News Room - Steel Industry

Posted on 26 May 2009

Rio takes 33pc iron ore price cut in benchmark deal

Global miner Rio Tinto Ltd has agreed a 33 per cent cut in contract fine iron ore prices with Japan’s Nippon Steel Corp, setting a benchmark for steelmaking costs after prolonged negotiations.

 

Assuming rival BHP Billiton concludes a similar deal with Japanese and South Korean mills, as is the usual practice, the pressure will shift to Chinese steelmakers like Baosteel that have fiercely resisted anything less than a 40 to 50 per cent reduction in prices to 2007 levels.

 

The long overdue settlement for contracts beginning from April will bring some certainty to both miners and mills, which have been in deadlocked talks as demand for both steel and its main raw material collapses in the wake of a global recession.

 

Rio said in a statement it will sell Pilbara and Yandicoogina fine ores for 97 US cents (RM3.43) per dry metric tonne unit versus 144.66 cents last year for the current shipping year.
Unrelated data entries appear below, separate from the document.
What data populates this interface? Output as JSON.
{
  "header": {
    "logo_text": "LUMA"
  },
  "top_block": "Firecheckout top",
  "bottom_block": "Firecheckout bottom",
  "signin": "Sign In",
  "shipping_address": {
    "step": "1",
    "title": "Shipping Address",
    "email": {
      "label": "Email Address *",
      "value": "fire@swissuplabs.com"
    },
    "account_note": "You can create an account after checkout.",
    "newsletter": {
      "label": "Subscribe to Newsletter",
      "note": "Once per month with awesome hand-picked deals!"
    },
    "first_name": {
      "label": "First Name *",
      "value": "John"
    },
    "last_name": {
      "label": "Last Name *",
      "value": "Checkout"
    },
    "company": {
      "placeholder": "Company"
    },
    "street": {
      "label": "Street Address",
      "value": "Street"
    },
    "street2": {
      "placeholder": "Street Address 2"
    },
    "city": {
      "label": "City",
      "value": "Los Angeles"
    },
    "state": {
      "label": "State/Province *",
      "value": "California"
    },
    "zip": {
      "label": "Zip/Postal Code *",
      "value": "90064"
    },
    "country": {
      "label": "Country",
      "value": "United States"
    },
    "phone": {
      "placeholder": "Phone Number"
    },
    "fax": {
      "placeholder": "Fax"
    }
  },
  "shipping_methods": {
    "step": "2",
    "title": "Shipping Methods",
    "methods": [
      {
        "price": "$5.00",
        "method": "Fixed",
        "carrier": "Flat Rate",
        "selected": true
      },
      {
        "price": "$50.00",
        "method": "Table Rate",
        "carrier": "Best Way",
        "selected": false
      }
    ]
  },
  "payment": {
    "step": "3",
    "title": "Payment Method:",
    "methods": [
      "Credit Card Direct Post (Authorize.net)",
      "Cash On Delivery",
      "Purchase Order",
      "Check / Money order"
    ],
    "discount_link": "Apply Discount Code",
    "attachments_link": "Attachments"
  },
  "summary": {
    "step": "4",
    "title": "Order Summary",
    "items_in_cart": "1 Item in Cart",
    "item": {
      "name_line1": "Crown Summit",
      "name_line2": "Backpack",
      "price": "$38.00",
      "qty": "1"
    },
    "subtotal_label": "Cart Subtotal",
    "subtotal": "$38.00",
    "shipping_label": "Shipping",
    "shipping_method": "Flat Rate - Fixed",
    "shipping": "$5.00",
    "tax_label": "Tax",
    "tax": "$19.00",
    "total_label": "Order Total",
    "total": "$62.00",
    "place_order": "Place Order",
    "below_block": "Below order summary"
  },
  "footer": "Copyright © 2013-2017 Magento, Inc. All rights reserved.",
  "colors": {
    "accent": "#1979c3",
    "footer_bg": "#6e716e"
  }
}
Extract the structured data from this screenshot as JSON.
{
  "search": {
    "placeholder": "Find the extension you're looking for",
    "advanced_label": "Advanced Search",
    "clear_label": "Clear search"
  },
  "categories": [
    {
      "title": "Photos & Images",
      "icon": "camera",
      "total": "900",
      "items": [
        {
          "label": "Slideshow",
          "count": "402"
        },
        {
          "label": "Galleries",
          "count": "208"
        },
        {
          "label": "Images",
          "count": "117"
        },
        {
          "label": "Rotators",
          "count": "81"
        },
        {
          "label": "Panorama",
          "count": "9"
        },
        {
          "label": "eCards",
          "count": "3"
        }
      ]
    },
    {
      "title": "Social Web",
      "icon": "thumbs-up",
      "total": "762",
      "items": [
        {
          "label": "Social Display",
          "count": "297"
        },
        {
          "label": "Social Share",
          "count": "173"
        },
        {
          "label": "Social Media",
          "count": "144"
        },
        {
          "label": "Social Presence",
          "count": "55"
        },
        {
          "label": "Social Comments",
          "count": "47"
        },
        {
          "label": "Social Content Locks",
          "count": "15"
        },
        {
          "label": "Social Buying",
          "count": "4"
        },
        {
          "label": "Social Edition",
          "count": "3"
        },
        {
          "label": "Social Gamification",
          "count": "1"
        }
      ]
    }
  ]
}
Lump will sell for 112 cents a tonne, down from 201.69 cents.

 

BHP Billiton declined to comment on its price talks.

 

Fortescue Metals Group, which sells all its iron ore to China, has not been involved in any price negotiations, as it just follows the benchmarks set by the bigger miners.

 

“This is a good start. What’s going to be somewhat more telling is to confirm that the Chinese will follow suit. That’s probably more critical,” Fortescue’s executive director, Graeme Rowley, told Reuters.

 

The cuts had been anticipated since last week after Japanese mills softened their stance.

 

 

CHINESE RESISTANCE

 

The deal also ends years of steadily rising iron ore prices, including the 96 per cent increase that Rio Tinto and BHP won last year for its Pilbara mines, as China’s double-digit economic growth fuelled the rapid expansion of its steel industry.

 

This year, however, the Chinese mills have been adamant that they will accept nothing less than a full reversal of last year’s increase, nearly halving prices to ease the financial pain of tumbling steel prices.

 

But their bargaining position may have been undercut by the dramatic decline in domestic iron ore production, which, by some estimates, has halved because of the sharp fall in spot market prices, forcing China to import record volumes of ore from abroad to help feed steel demand propped up by fiscal stimulus.

 

Rio Tinto’s iron ore chief executive, Sam Walsh, told a mining conference in Canberra today that demand for ore from China had been strong in recent weeks, helped by the closure of high cost iron ore mines in China.

 

“That has opened up an opportunity for us and I’m very pleased to say that for the last six weeks our operations have been running absolutely flat out,” Walsh told reporters on the sidelines of the conference.

 

Analysts have said the cuts may be sufficient to keep high cost Chinese mines from re-opening.

 

Brazilian miner Vale has let the Australian miners take the lead in this year’s negotiations after having missed out on the peak of last year’s pricing, settling an early deal with customers at a 71 per cent rise.

 

Vale last week said it had not started negotiations to settle prices with steelmakers, saying this year it preferred to wait for BHP and Rio Tinto to settle first.